Docking was carried out with the AutoDock 4.2 software (The Scripps Research Institute, La Jolla, CA, USA) using the default parameters. The molecular docking was performed with a model built by homology with Bacillus cereus α-glucosidase (1UOK.PDB) for the amino acid sequence of MAL12 from S. cerevisiae, which was retrieved from the UniProt protein resource data bank (accession code P5334) with preserved catalytic residues His111, Asp205, Glu276, His348, and Asp349 [48]. All files were prepared by adding polar hydrogen atoms and merged non-polar hydrogens to the enzyme structures and computing Gasteiger charges for the molecular model of analyzed compounds (1–5) as previously described for acarbose [48]. The entire system was subjected to a surface scanning and refined docking.
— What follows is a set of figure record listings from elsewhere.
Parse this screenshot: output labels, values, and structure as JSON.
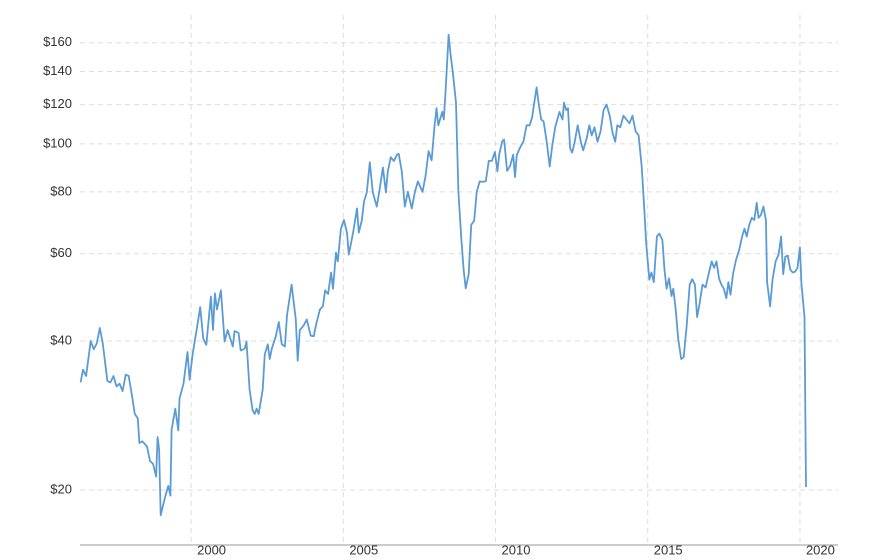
{
  "chart_data": {
    "type": "line",
    "color": "#5b9bd5",
    "yscale": "log",
    "grid": true,
    "xlim": [
      1996.35,
      2021.25
    ],
    "ylim": [
      15.5,
      182
    ],
    "xticks": [
      2000,
      2005,
      2010,
      2015,
      2020
    ],
    "yticks": [
      {
        "value": 20,
        "label": "$20"
      },
      {
        "value": 40,
        "label": "$40"
      },
      {
        "value": 60,
        "label": "$60"
      },
      {
        "value": 80,
        "label": "$80"
      },
      {
        "value": 100,
        "label": "$100"
      },
      {
        "value": 120,
        "label": "$120"
      },
      {
        "value": 140,
        "label": "$140"
      },
      {
        "value": 160,
        "label": "$160"
      }
    ],
    "x": [
      1996.37,
      1996.45,
      1996.55,
      1996.7,
      1996.8,
      1996.9,
      1997.0,
      1997.1,
      1997.25,
      1997.35,
      1997.45,
      1997.55,
      1997.65,
      1997.75,
      1997.85,
      1997.95,
      1998.05,
      1998.15,
      1998.25,
      1998.3,
      1998.4,
      1998.55,
      1998.65,
      1998.75,
      1998.85,
      1998.9,
      1998.95,
      1999.0,
      1999.15,
      1999.25,
      1999.32,
      1999.36,
      1999.48,
      1999.58,
      1999.62,
      1999.75,
      1999.88,
      1999.95,
      2000.05,
      2000.18,
      2000.3,
      2000.4,
      2000.5,
      2000.65,
      2000.72,
      2000.78,
      2000.85,
      2000.98,
      2001.1,
      2001.2,
      2001.37,
      2001.43,
      2001.56,
      2001.63,
      2001.76,
      2001.82,
      2001.92,
      2002.02,
      2002.09,
      2002.15,
      2002.22,
      2002.35,
      2002.42,
      2002.52,
      2002.58,
      2002.65,
      2002.78,
      2002.88,
      2002.98,
      2003.08,
      2003.15,
      2003.3,
      2003.44,
      2003.5,
      2003.57,
      2003.7,
      2003.8,
      2003.93,
      2004.03,
      2004.1,
      2004.23,
      2004.33,
      2004.4,
      2004.5,
      2004.6,
      2004.66,
      2004.76,
      2004.82,
      2004.92,
      2005.02,
      2005.12,
      2005.18,
      2005.32,
      2005.45,
      2005.51,
      2005.61,
      2005.68,
      2005.77,
      2005.87,
      2005.97,
      2006.1,
      2006.2,
      2006.3,
      2006.4,
      2006.46,
      2006.56,
      2006.66,
      2006.76,
      2006.82,
      2006.92,
      2007.02,
      2007.12,
      2007.25,
      2007.35,
      2007.45,
      2007.6,
      2007.7,
      2007.8,
      2007.9,
      2008.0,
      2008.06,
      2008.12,
      2008.25,
      2008.3,
      2008.35,
      2008.4,
      2008.46,
      2008.52,
      2008.6,
      2008.7,
      2008.78,
      2008.88,
      2008.95,
      2009.02,
      2009.12,
      2009.2,
      2009.3,
      2009.38,
      2009.48,
      2009.58,
      2009.68,
      2009.78,
      2009.88,
      2009.98,
      2010.06,
      2010.12,
      2010.22,
      2010.28,
      2010.38,
      2010.48,
      2010.58,
      2010.64,
      2010.7,
      2010.82,
      2010.92,
      2011.02,
      2011.12,
      2011.2,
      2011.28,
      2011.35,
      2011.42,
      2011.5,
      2011.58,
      2011.68,
      2011.78,
      2011.86,
      2011.96,
      2012.1,
      2012.2,
      2012.25,
      2012.32,
      2012.38,
      2012.45,
      2012.52,
      2012.6,
      2012.7,
      2012.8,
      2012.88,
      2013.0,
      2013.08,
      2013.16,
      2013.25,
      2013.35,
      2013.45,
      2013.55,
      2013.65,
      2013.75,
      2013.85,
      2013.93,
      2014.0,
      2014.1,
      2014.2,
      2014.3,
      2014.4,
      2014.5,
      2014.6,
      2014.7,
      2014.8,
      2014.88,
      2014.95,
      2015.05,
      2015.12,
      2015.2,
      2015.3,
      2015.38,
      2015.48,
      2015.55,
      2015.62,
      2015.7,
      2015.78,
      2015.84,
      2015.92,
      2016.0,
      2016.1,
      2016.18,
      2016.28,
      2016.38,
      2016.46,
      2016.55,
      2016.62,
      2016.7,
      2016.8,
      2016.9,
      2017.0,
      2017.1,
      2017.18,
      2017.26,
      2017.34,
      2017.42,
      2017.5,
      2017.58,
      2017.65,
      2017.72,
      2017.8,
      2017.9,
      2018.0,
      2018.1,
      2018.18,
      2018.25,
      2018.34,
      2018.42,
      2018.5,
      2018.58,
      2018.64,
      2018.72,
      2018.8,
      2018.88,
      2018.92,
      2019.02,
      2019.1,
      2019.2,
      2019.3,
      2019.38,
      2019.45,
      2019.52,
      2019.6,
      2019.68,
      2019.76,
      2019.84,
      2019.92,
      2020.0,
      2020.05,
      2020.15,
      2020.2
    ],
    "values": [
      33,
      35,
      34,
      40,
      38.5,
      39.5,
      42.5,
      39.5,
      33.2,
      33,
      34,
      32.4,
      32.8,
      31.7,
      34.2,
      34,
      31.2,
      28.5,
      27.9,
      24.9,
      25.1,
      24.5,
      22.9,
      22.6,
      21.3,
      25.6,
      24.2,
      17.8,
      19.4,
      20.4,
      19.5,
      26.5,
      29.2,
      26.4,
      30.6,
      32.8,
      38,
      33.4,
      37.6,
      42.1,
      46.8,
      40.4,
      39.3,
      49.2,
      42.1,
      49.9,
      46.3,
      50.6,
      39.9,
      42.1,
      39,
      41.9,
      41.5,
      38.3,
      38.6,
      39.9,
      31.9,
      29,
      28.5,
      29.2,
      28.5,
      31.9,
      37.6,
      39.4,
      36.8,
      38.6,
      40.8,
      43.7,
      39.4,
      39,
      45.1,
      52,
      44.2,
      36.5,
      42.1,
      43,
      44.2,
      41,
      40.9,
      43,
      46.3,
      47,
      50.6,
      49.8,
      55,
      51,
      60.3,
      57.9,
      67.4,
      70.2,
      66.2,
      59.8,
      66.2,
      74.1,
      66.2,
      70.2,
      76.5,
      79.8,
      91.8,
      79.8,
      74.7,
      81.6,
      89.6,
      79.8,
      88,
      94,
      92.3,
      95.1,
      95.5,
      88,
      74.7,
      80,
      74.1,
      80,
      84,
      80,
      86,
      96.7,
      92.6,
      109,
      118,
      109,
      116,
      112,
      125,
      142,
      166,
      152,
      139,
      121,
      80,
      64,
      55.8,
      51.1,
      54.6,
      68.6,
      70,
      80,
      84,
      83.8,
      84.1,
      92.4,
      92.4,
      96.3,
      88,
      95.1,
      101.2,
      102,
      88.2,
      90.2,
      95.1,
      85.7,
      95,
      98.7,
      101.2,
      109,
      109,
      113,
      122,
      130,
      120,
      112,
      111,
      101,
      90,
      99,
      108,
      116,
      112,
      121,
      117,
      118,
      98,
      96,
      101,
      109,
      101,
      97,
      103,
      109,
      104,
      108,
      101,
      106,
      117,
      120,
      114,
      105,
      101,
      109,
      108,
      114,
      112,
      110,
      114,
      106,
      104,
      90,
      75,
      63,
      53.2,
      55,
      52.6,
      65,
      65.9,
      64,
      55.7,
      51,
      53.5,
      49.3,
      51,
      46.3,
      40.4,
      36.8,
      37.1,
      43,
      52,
      53.3,
      52,
      44.7,
      47.5,
      52,
      51.3,
      54.6,
      57.9,
      56.2,
      57.9,
      53.5,
      52,
      51,
      48.8,
      52.6,
      49.6,
      54.6,
      58.3,
      61,
      65,
      67.4,
      65,
      68.8,
      70.9,
      70.2,
      76,
      70.9,
      71.9,
      74.7,
      70.2,
      52.6,
      47,
      53.3,
      57.9,
      59.8,
      65,
      54.6,
      59.2,
      59.5,
      55.8,
      55,
      55.2,
      56.2,
      61.8,
      52,
      44.7,
      20.3
    ]
  }
}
4.8. Computational Details

The Spartan’14 software was implemented to calculate the energy-minimized form with geometric optimization for all ligands, utilizing a semiempirical method (PM3). The resulting conformers were filtered and checked for redundancy. All conformers were minimized using a DFT force field at the B3LYP/DGDZVP level of theory employing Gaussian 09 software. The conformers were optimized, and thermochemical properties, IR, and vibrational analyses were obtained at the same level of theory. The TD-SCF with the default solvent model was used to perform the theoretical circular dichroism (TCD) calculations of the major conformers in the MeOH solution, using a B3LYP/DGDZVP force field. The calculated excitation energy (nm) and rotatory strength (R) in dipole velocity (R_vel) form was simulated into a TCD curve using the Harada–Nakanishi equation, as implemented in the SpecDis 1.71 software [49].